Publication Database

Seizure-induced cell fate shifts: Tracking neurogenesis in a viral encephalitis-induced epilepsy model (2025)

Art

Poster

Autoren

Weiß, E. (WE 14)

Pauletti, A. (WE 14)

Egilmez, A. (WE 14)

Bröer, S. C. (WE 14)

Kongress

Neuroscience 2025

San Diego, CA, USA, 15. – 19.11.2025

Quelle

Neuroscience 2025 : Abstracts — Society of Neuroscience (Hrsg.)

— S. 16

Sprache

Englisch

Verweise

URL (Volltext): https://www.sfn.org/-/media/SfN/Documents/NEW-SfN/Meetings/Neuroscience-2025/Abstracts-and-Sessions/Abstract-PDFs/SFN25_Abstracts-PDF-Posters_SUN_AM_Final.pdf

Kontakt

Institut für Pharmakologie und Toxikologie

Koserstr. 20
14195 Berlin
+49 30 838 53221
pharmakologie@vetmed.fu-berlin.de

Abstract / Zusammenfassung

Neurogenesis, the generation of new neurons, is noted to be disrupted in conventional rodent models of epilepsy, where aberrant maturation and migration of neural stem cells (NSC) contribute to circuit hyperexcitability and cognitive dysfunction. Accelerated proliferation of neural progenitors is described as one main difference after initial insult, which adds to a changed network connectivity. Despite central nervous system (CNS) infections being a leading cause of seizures, the impact of encephalitis-associated seizures on NSC dynamics and differentiation remains largely unexplored. Our research seeks to characterize neurogenesis and define critical therapeutic windows during which modulation of neurogenesis may alter the course of epileptogenesis following CNS infection.
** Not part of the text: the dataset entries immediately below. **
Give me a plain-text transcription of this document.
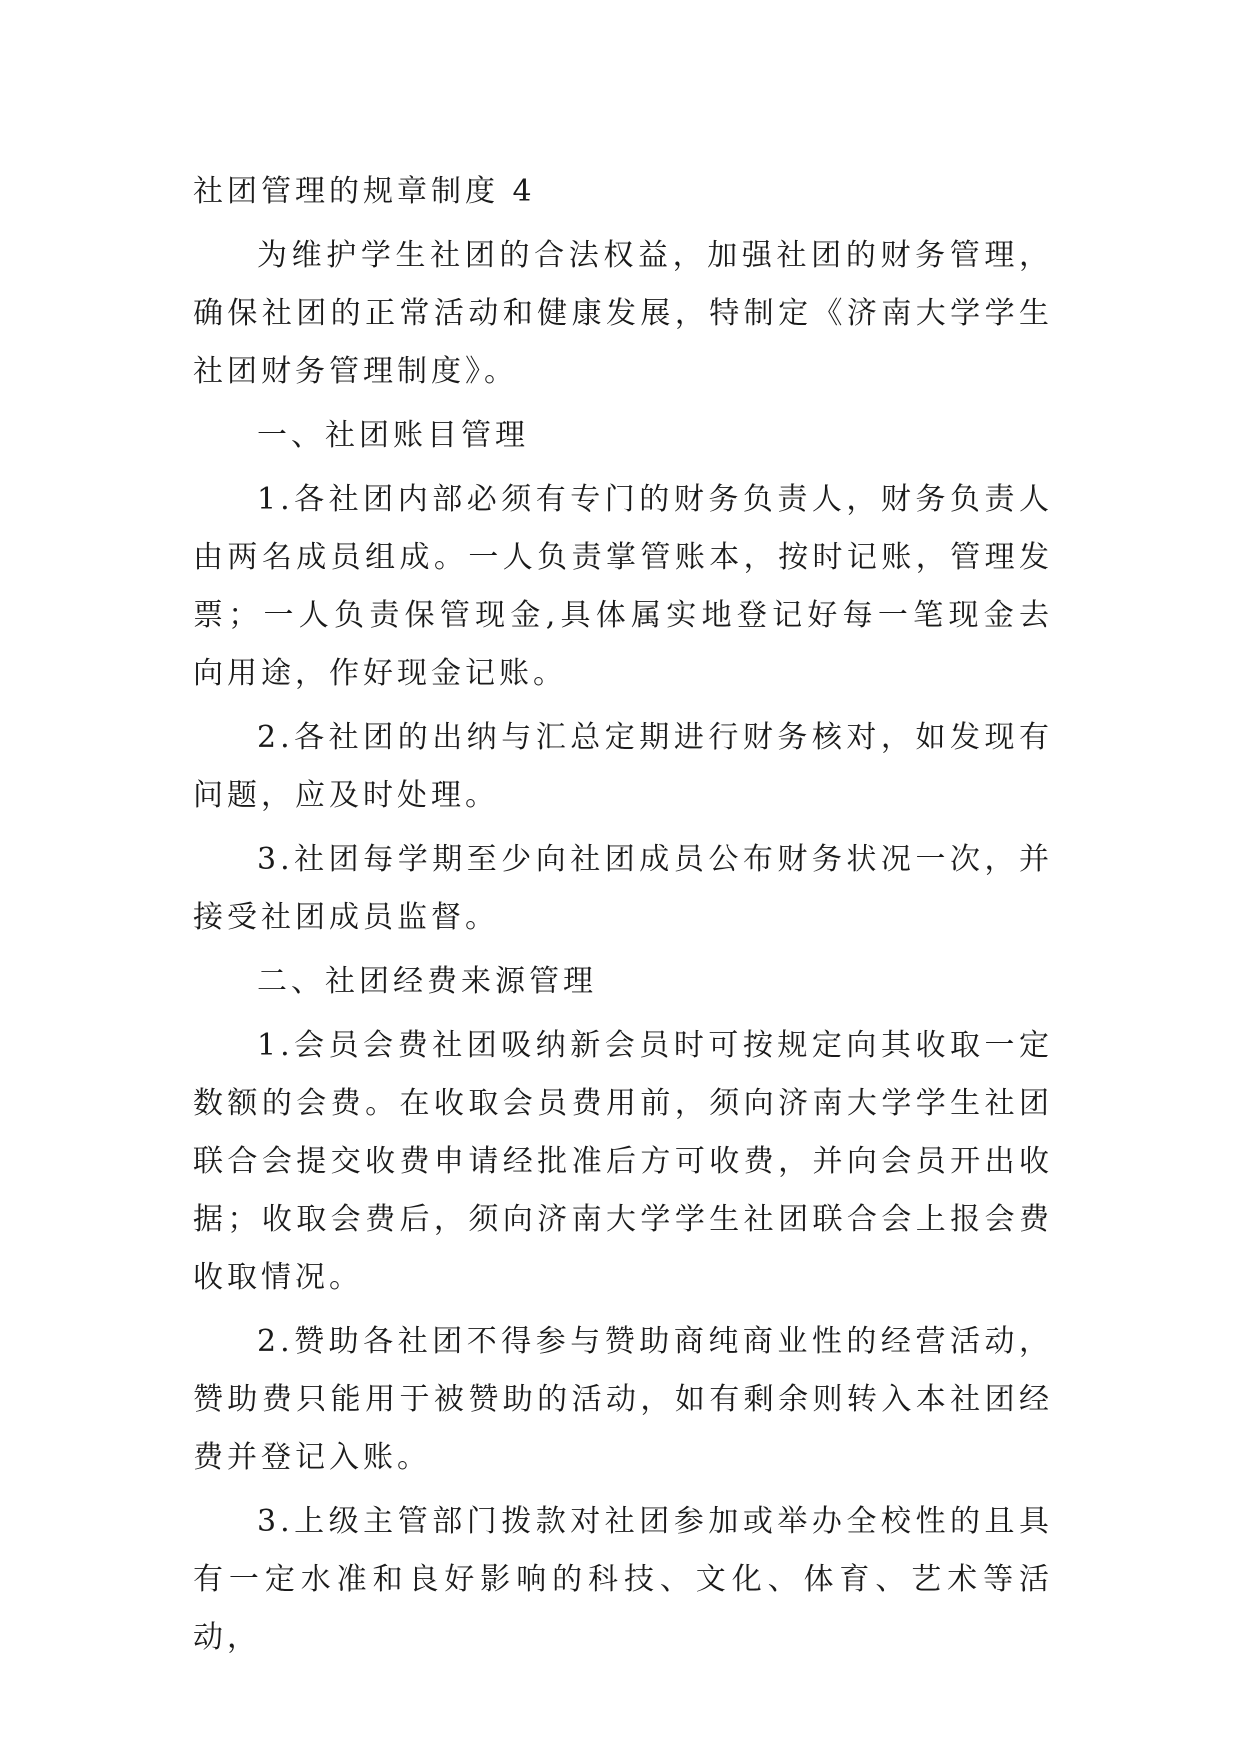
社团管理的规章制度 4

为维护学生社团的合法权益，加强社团的财务管理，确保社团的正常活动和健康发展，特制定《济南大学学生社团财务管理制度》。

一、社团账目管理

1.各社团内部必须有专门的财务负责人，财务负责人由两名成员组成。一人负责掌管账本，按时记账，管理发票；一人负责保管现金,具体属实地登记好每一笔现金去向用途，作好现金记账。

2.各社团的出纳与汇总定期进行财务核对，如发现有问题，应及时处理。

3.社团每学期至少向社团成员公布财务状况一次，并接受社团成员监督。

二、社团经费来源管理

1.会员会费社团吸纳新会员时可按规定向其收取一定数额的会费。在收取会员费用前，须向济南大学学生社团联合会提交收费申请经批准后方可收费，并向会员开出收据；收取会费后，须向济南大学学生社团联合会上报会费收取情况。

2.赞助各社团不得参与赞助商纯商业性的经营活动，赞助费只能用于被赞助的活动，如有剩余则转入本社团经费并登记入账。

3.上级主管部门拨款对社团参加或举办全校性的且具有一定水准和良好影响的科技、文化、体育、艺术等活动，
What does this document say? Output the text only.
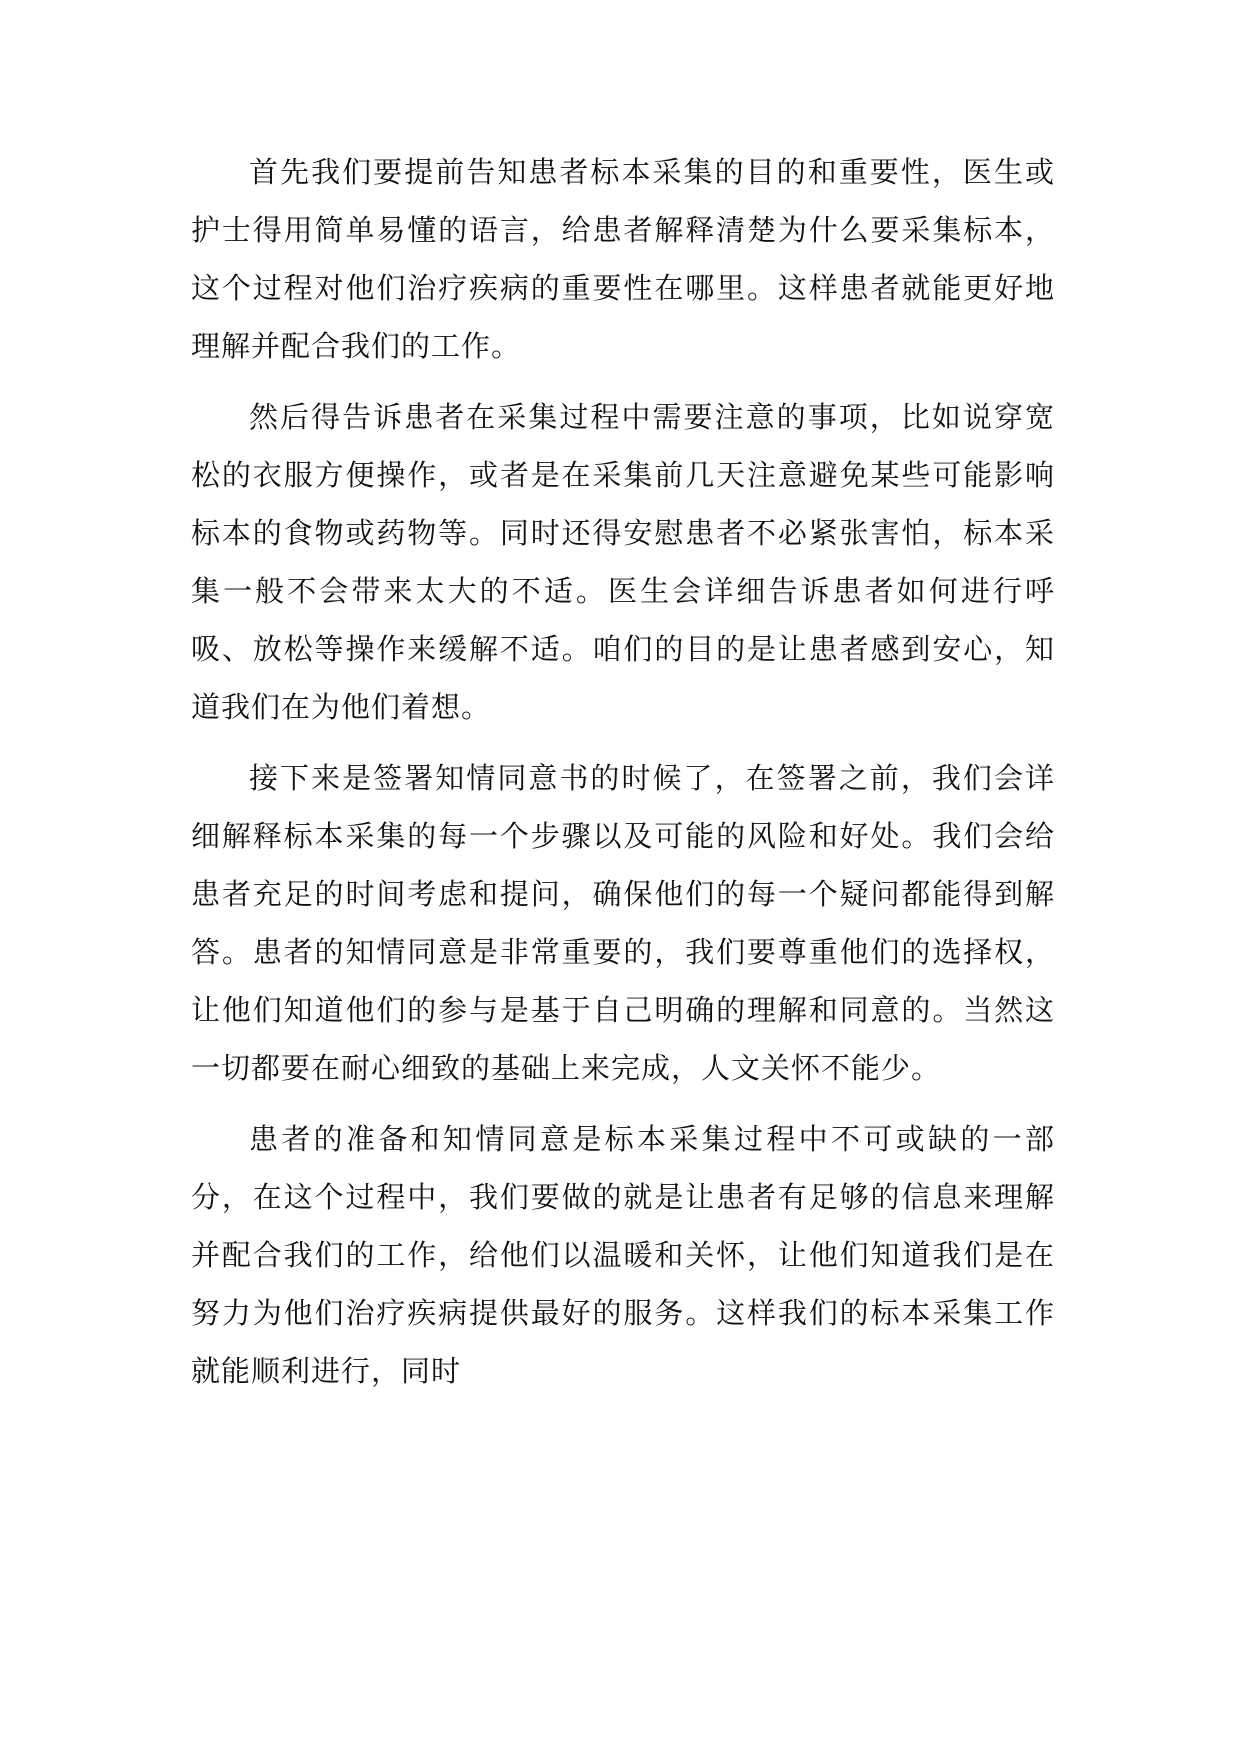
首先我们要提前告知患者标本采集的目的和重要性，医生或护士得用简单易懂的语言，给患者解释清楚为什么要采集标本，这个过程对他们治疗疾病的重要性在哪里。这样患者就能更好地理解并配合我们的工作。

然后得告诉患者在采集过程中需要注意的事项，比如说穿宽松的衣服方便操作，或者是在采集前几天注意避免某些可能影响标本的食物或药物等。同时还得安慰患者不必紧张害怕，标本采集一般不会带来太大的不适。医生会详细告诉患者如何进行呼吸、放松等操作来缓解不适。咱们的目的是让患者感到安心，知道我们在为他们着想。

接下来是签署知情同意书的时候了，在签署之前，我们会详细解释标本采集的每一个步骤以及可能的风险和好处。我们会给患者充足的时间考虑和提问，确保他们的每一个疑问都能得到解答。患者的知情同意是非常重要的，我们要尊重他们的选择权，让他们知道他们的参与是基于自己明确的理解和同意的。当然这一切都要在耐心细致的基础上来完成，人文关怀不能少。

患者的准备和知情同意是标本采集过程中不可或缺的一部分，在这个过程中，我们要做的就是让患者有足够的信息来理解并配合我们的工作，给他们以温暖和关怀，让他们知道我们是在努力为他们治疗疾病提供最好的服务。这样我们的标本采集工作就能顺利进行，同时
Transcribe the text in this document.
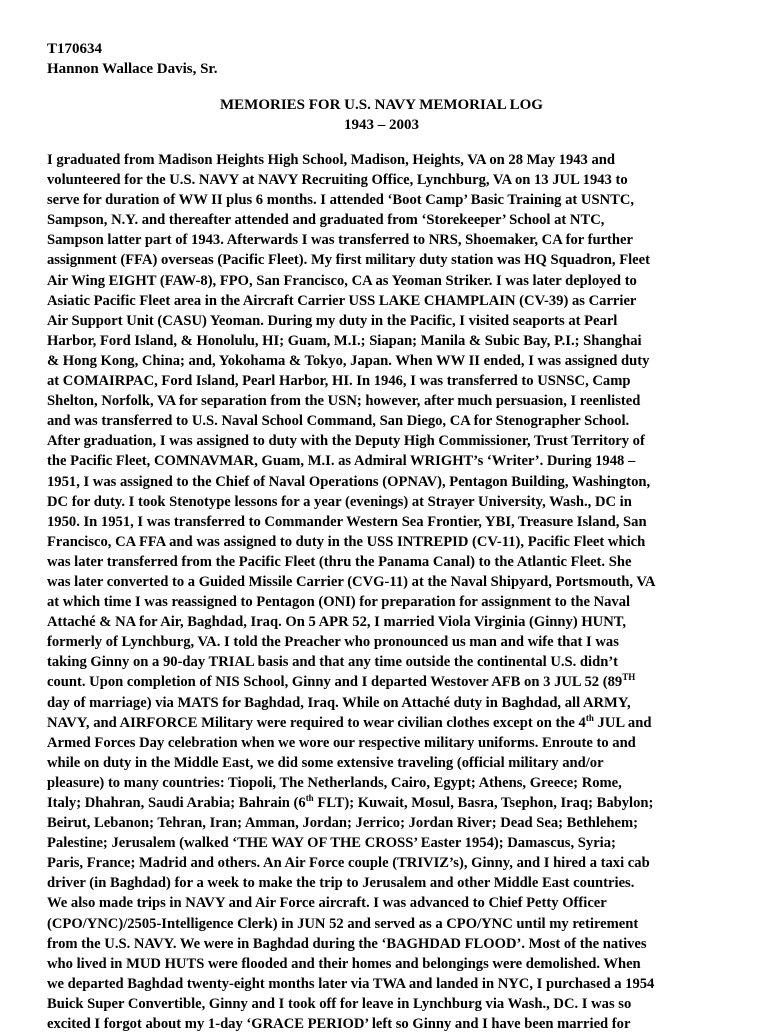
T170634
Hannon Wallace Davis, Sr.
MEMORIES FOR U.S. NAVY MEMORIAL LOG
1943 – 2003
I graduated from Madison Heights High School, Madison, Heights, VA on 28 May 1943 and
volunteered for the U.S. NAVY at NAVY Recruiting Office, Lynchburg, VA on 13 JUL 1943 to
serve for duration of WW II plus 6 months. I attended ‘Boot Camp’ Basic Training at USNTC,
Sampson, N.Y. and thereafter attended and graduated from ‘Storekeeper’ School at NTC,
Sampson latter part of 1943. Afterwards I was transferred to NRS, Shoemaker, CA for further
assignment (FFA) overseas (Pacific Fleet). My first military duty station was HQ Squadron, Fleet
Air Wing EIGHT (FAW-8), FPO, San Francisco, CA as Yeoman Striker. I was later deployed to
Asiatic Pacific Fleet area in the Aircraft Carrier USS LAKE CHAMPLAIN (CV-39) as Carrier
Air Support Unit (CASU) Yeoman. During my duty in the Pacific, I visited seaports at Pearl
Harbor, Ford Island, & Honolulu, HI; Guam, M.I.; Siapan; Manila & Subic Bay, P.I.; Shanghai
& Hong Kong, China; and, Yokohama & Tokyo, Japan. When WW II ended, I was assigned duty
at COMAIRPAC, Ford Island, Pearl Harbor, HI. In 1946, I was transferred to USNSC, Camp
Shelton, Norfolk, VA for separation from the USN; however, after much persuasion, I reenlisted
and was transferred to U.S. Naval School Command, San Diego, CA for Stenographer School.
After graduation, I was assigned to duty with the Deputy High Commissioner, Trust Territory of
the Pacific Fleet, COMNAVMAR, Guam, M.I. as Admiral WRIGHT’s ‘Writer’. During 1948 –
1951, I was assigned to the Chief of Naval Operations (OPNAV), Pentagon Building, Washington,
DC for duty. I took Stenotype lessons for a year (evenings) at Strayer University, Wash., DC in
1950. In 1951, I was transferred to Commander Western Sea Frontier, YBI, Treasure Island, San
Francisco, CA FFA and was assigned to duty in the USS INTREPID (CV-11), Pacific Fleet which
was later transferred from the Pacific Fleet (thru the Panama Canal) to the Atlantic Fleet. She
was later converted to a Guided Missile Carrier (CVG-11) at the Naval Shipyard, Portsmouth, VA
at which time I was reassigned to Pentagon (ONI) for preparation for assignment to the Naval
Attaché & NA for Air, Baghdad, Iraq. On 5 APR 52, I married Viola Virginia (Ginny) HUNT,
formerly of Lynchburg, VA. I told the Preacher who pronounced us man and wife that I was
taking Ginny on a 90-day TRIAL basis and that any time outside the continental U.S. didn’t
count. Upon completion of NIS School, Ginny and I departed Westover AFB on 3 JUL 52 (89TH
day of marriage) via MATS for Baghdad, Iraq. While on Attaché duty in Baghdad, all ARMY,
NAVY, and AIRFORCE Military were required to wear civilian clothes except on the 4th JUL and
Armed Forces Day celebration when we wore our respective military uniforms. Enroute to and
while on duty in the Middle East, we did some extensive traveling (official military and/or
pleasure) to many countries: Tiopoli, The Netherlands, Cairo, Egypt; Athens, Greece; Rome,
Italy; Dhahran, Saudi Arabia; Bahrain (6th FLT); Kuwait, Mosul, Basra, Tsephon, Iraq; Babylon;
Beirut, Lebanon; Tehran, Iran; Amman, Jordan; Jerrico; Jordan River; Dead Sea; Bethlehem;
Palestine; Jerusalem (walked ‘THE WAY OF THE CROSS’ Easter 1954); Damascus, Syria;
Paris, France; Madrid and others. An Air Force couple (TRIVIZ’s), Ginny, and I hired a taxi cab
driver (in Baghdad) for a week to make the trip to Jerusalem and other Middle East countries.
We also made trips in NAVY and Air Force aircraft. I was advanced to Chief Petty Officer
(CPO/YNC)/2505-Intelligence Clerk) in JUN 52 and served as a CPO/YNC until my retirement
from the U.S. NAVY. We were in Baghdad during the ‘BAGHDAD FLOOD’. Most of the natives
who lived in MUD HUTS were flooded and their homes and belongings were demolished. When
we departed Baghdad twenty-eight months later via TWA and landed in NYC, I purchased a 1954
Buick Super Convertible, Ginny and I took off for leave in Lynchburg via Wash., DC. I was so
excited I forgot about my 1-day ‘GRACE PERIOD’ left so Ginny and I have been married for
By intracortically infecting male C57Bl6/J mice at the age of 7-8 weeks with the Daniel’s strain of Theiler’s Murine Encephalomyelitis Virus, we induced acute seizures in 30-45 % of infected mice. A subset of mice also develops chronic epilepsy several weeks after infection. Mice were sacrificed at 7 (n=28), 14 (n=16), 28 (n=14) and 90 (n=58) days post infection (dpi) to assess neurogenic responses in the subgranular layer of the hippocampal dentate gyrus. A combination of immunohistochemical markers together with in vivo injected BrdU as a proliferation marker were used to follow cell fates. Reactive gliosis, including proliferation of microglia and astrocytes, was elevated in a time-dependent manner post-infection. In contrast, we observed a significant reduction in doublecortin-positive (DCX⁺) immature neurons at 7 and 14 dpi, with more severe depletion in
mice that experienced seizures. Surviving DCX+ cells showed ectopic migration. While neural progenitor proliferation was obliterated in the acute phase (7 dpi) in seizing animals, the number of mature neurons (BrdU+/NeuN+) born during the acute phase was unaffected at 28 dpi. This
could indicate an activated and accelerated proliferation after acute depletion as seen in other models of epilepsy. Ongoing BrdU-based fate mapping at chronic timepoints will determine the long-term development of NSC dynamics. Together, these findings suggest that seizure activity following viral CNS infection significantly alters neurogenic processes, potentially shifting NSC fate and contributing to epileptogenesis.